8 mars 2020. Journée internationale des droits des Femmes

        8 mars 2020, les jacarandas sont en fleurs. Le mauve de ses feuilles répond à la multitude violette des féministes de Ciudad Mexico. En route vers le monument de la Révolution. Partout où le regard se pose. Il y a des femmes. Seules. En groupe. Comme si la ville leur appartenait. Les hommes semblent avoir déserté. Elles se tiennent par le bras. Rigolent à tue-tête. D’autres, les yeux au sol,  portent leur douleur. Le poids du monde sur leurs épaules.
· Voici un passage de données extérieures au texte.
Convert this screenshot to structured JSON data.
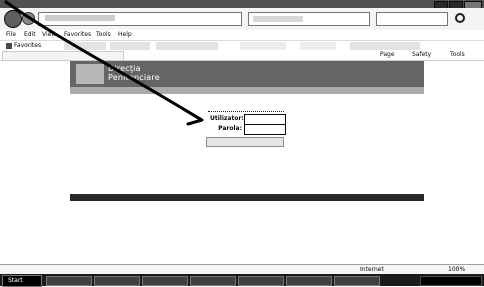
{
  "window": {
    "title": "",
    "address": "",
    "search_placeholder": ""
  },
  "menubar": {
    "items": [
      "File",
      "Edit",
      "View",
      "Favorites",
      "Tools",
      "Help"
    ]
  },
  "favorites_bar": {
    "favorites_label": "Favorites"
  },
  "command_bar": {
    "items": [
      "Page",
      "Safety",
      "Tools"
    ]
  },
  "page": {
    "header": {
      "title_line1": "Direcţia",
      "title_line2": "Penitenciare",
      "right_line1": "",
      "right_line2": ""
    },
    "login": {
      "username_label": "Utilizator:",
      "password_label": "Parola:",
      "username_value": "",
      "password_value": ""
    },
    "notices": [
      "",
      ""
    ],
    "footer": {
      "text": ""
    }
  },
  "status_bar": {
    "zone": "Internet",
    "zoom": "100%"
  },
  "taskbar": {
    "start_label": "Start"
  },
  "annotations": {
    "colors": {
      "ink": "#111111"
    },
    "arrow": "hand-drawn"
  }
}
Une fille assassinée. Une sœur disparue. Une amie outragée. Il n’y pas seulement les présentes dans le cortège, il y aussi et surtout, les absentes. Celles qui auraient du être là. Fauchées par la violence des hommes. Transportées par l’amour de leurs sœurs. En ce jour ensoleillé, les Mexicaines ont décidé de jeter leur rage à la face du patriarcat. Et ce ne sera sûrement pas la dernière fois…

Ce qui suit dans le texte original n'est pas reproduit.